Risk Focus: Loss of Power
Increasing numbers of main engine failure related incidents and accidents following blackouts have led to a data collection exercise by the UK Club’s risk assessors and a detailed analysis of more than 700 claims which has given cause for concern. A significant number of these claims for third party property damage, many of which were enormously expensive and in some cases amounted to millions of dollars could be attributed, directly or indirectly, to main engine failures or electrical blackouts.
Hazard, threats and consequences: In the centre of the diagram, Loss of Power is identified as the ‘hazard’ , while blue squares to the left identify a range of ‘threats’ , which, if not controlled, could cause a serious incident involving P&I claims and other consequences which can be seen in the red shape on the far right of the diagram.

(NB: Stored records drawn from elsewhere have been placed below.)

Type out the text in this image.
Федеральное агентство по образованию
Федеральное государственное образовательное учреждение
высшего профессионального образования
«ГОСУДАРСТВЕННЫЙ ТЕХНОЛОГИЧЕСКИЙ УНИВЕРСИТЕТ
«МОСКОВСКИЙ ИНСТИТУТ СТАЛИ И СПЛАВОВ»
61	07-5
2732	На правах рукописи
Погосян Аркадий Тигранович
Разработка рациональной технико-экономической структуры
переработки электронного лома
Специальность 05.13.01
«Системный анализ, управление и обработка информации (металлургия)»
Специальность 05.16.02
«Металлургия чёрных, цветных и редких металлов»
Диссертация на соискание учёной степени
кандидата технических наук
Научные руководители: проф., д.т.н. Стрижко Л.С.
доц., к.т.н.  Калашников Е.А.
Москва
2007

Controls: Between these extremities can be seen the ‘controls’ which, if they work properly, will prevent the accident happening and on the right hand side of the diagram, controls which will mitigate the
consequences. Thus taking as an example the threat of Main Engine Failure (left hand side), controls which should be in place to prevent this include system monitoring, testing the engine before pilot and berth, the monitoring of starting air, good system maintenance, tests and maintenance for the automation and control systems, good ‘failure to start’ procedures and training and familiarisation of staff.
Consequences: The consequences of an accident (right hand side)will be mitigated by the capability of the crew to deal with an incident, good record keeping, emergency reporting and communication procedures, systems and procedures to maintain steering, emergency drills, clear abort procedures, recovery measures implemented by a well trained crew, tug availability and anchor at the ready.